“Love is nice; marriage is not nice.”
A young man (Charles Pfluger) and his two groomsmen (Robert De Niro and William Finley) arrive at the island estate where Pfluger will marry his sweetheart (Jill Clayburgh) — but Pfluger soon develops cold feet, and his friends must help him figure out what to do.
Genres, Themes, Actors, and Directors:
- Brian De Palma Films
- Jill Clayburgh Films
- Robert De Niro Films
Made five years before Brian De Palma’s breakthrough success with Greetings (1968), The Wedding Party was a reasonably polished student film project completed by De Palma and his classmate Cynthia Munroe with support from their professor, Wilford Leach. It’s very much an experimental product of its time, clearly influenced by the French New Wave, Mack Sennett’s Keystone Kops, classic romantic comedies taking place at an elaborate manor (like The Philadelphia Story), and other cinematic favorites (i.e., Pfluger and his pals dance to “Singin’ in the Rain” at one key point). It received highly mixed reviews upon its release from mainstream critics, with Howard Thompson of The New York Times referring to it as “fresh and funny” but Andrew Sarris of The Village Voice calling it a “broken-legged farce” that “isn’t very funny”. Unfortunately, I land closer the latter sentiment: I appreciate the earnest, cinephilic attempts at creativity and humor, but ultimately find it all tiresome. It’s notable for featuring a VERY young Jill Clayburgh and Robert De Niro in their first feature films (chronologically speaking).
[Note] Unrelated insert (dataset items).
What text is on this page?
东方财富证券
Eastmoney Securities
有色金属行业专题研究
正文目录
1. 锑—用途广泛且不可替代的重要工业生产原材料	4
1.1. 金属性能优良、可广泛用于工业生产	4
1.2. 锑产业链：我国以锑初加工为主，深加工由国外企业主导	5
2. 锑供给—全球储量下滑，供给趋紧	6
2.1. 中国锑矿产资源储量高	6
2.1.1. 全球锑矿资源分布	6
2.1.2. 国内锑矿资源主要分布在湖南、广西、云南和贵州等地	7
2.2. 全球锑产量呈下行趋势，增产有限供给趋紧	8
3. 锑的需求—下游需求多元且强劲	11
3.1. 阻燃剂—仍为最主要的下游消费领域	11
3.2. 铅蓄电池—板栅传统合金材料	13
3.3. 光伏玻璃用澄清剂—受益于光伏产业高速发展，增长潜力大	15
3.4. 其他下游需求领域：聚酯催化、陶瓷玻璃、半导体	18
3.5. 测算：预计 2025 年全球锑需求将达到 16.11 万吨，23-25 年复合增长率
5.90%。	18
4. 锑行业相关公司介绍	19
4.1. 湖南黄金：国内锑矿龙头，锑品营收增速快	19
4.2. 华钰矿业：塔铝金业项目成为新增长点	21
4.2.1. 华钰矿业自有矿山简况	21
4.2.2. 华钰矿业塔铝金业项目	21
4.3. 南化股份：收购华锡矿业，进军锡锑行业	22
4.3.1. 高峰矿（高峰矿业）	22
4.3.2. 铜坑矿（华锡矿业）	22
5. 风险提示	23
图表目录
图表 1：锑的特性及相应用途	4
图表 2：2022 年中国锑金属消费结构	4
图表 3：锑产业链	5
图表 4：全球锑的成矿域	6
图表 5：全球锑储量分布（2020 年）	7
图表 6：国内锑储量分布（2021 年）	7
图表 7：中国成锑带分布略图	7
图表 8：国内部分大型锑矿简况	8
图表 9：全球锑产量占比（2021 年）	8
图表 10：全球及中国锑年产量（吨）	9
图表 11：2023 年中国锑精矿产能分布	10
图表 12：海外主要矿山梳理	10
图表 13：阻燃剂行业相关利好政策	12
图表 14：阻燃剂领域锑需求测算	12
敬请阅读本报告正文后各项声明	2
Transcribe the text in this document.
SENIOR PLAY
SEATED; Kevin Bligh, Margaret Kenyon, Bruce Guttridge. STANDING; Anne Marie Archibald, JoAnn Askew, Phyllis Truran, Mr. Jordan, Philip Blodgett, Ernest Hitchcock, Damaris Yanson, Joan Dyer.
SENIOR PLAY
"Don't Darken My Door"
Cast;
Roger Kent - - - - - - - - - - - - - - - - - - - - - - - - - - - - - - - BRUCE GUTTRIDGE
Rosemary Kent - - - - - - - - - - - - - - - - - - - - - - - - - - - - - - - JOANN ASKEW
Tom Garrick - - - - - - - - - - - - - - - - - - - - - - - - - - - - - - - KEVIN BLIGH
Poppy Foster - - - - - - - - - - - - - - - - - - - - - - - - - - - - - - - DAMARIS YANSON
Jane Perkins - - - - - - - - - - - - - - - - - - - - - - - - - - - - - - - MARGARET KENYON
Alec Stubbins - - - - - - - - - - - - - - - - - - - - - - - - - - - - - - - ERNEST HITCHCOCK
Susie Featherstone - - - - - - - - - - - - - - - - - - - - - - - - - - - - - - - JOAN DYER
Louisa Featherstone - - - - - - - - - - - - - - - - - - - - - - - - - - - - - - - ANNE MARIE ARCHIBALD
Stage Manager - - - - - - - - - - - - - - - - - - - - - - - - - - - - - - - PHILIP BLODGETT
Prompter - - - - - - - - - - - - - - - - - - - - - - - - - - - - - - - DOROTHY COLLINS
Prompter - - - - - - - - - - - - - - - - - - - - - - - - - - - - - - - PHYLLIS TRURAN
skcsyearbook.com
Redeeming Qualities and Moments:
- Evidence of innovative direction and cinematography
No; you can skip this one unless you’re a De Palma completist. Listed as a Cult Movie in the back of Peary’s book.
One thought on “Wedding Party, The (1969)”
First viewing. Not must-see.
De Palma tries to enliven a generally bland script – with little success. It doesn’t help that the focus is on what inherently makes all wedding periods similar, rather than what might make this one different. Its quirky tone is a bit like Altman’s ‘A Wedding’, only this is a whole lot less interesting (though a few of the performances have welcome moments that elevate: Valda Setterfield as Mrs. Fish; Judy Thomas as Celeste; John Braswell as Rev. Oldfield; Sue Ann Converse as The Nanny).
15 minutes in, I was ready to throw in the towel. It doesn’t improve that noticeably from that point on.
(I find that I don’t particularly understand how Clayburgh ended up having a career. She followed this with a number of performances which were, overall, the same sort of irritating-sounding, unlayered displays. It’s like she only knew how to do one thing.)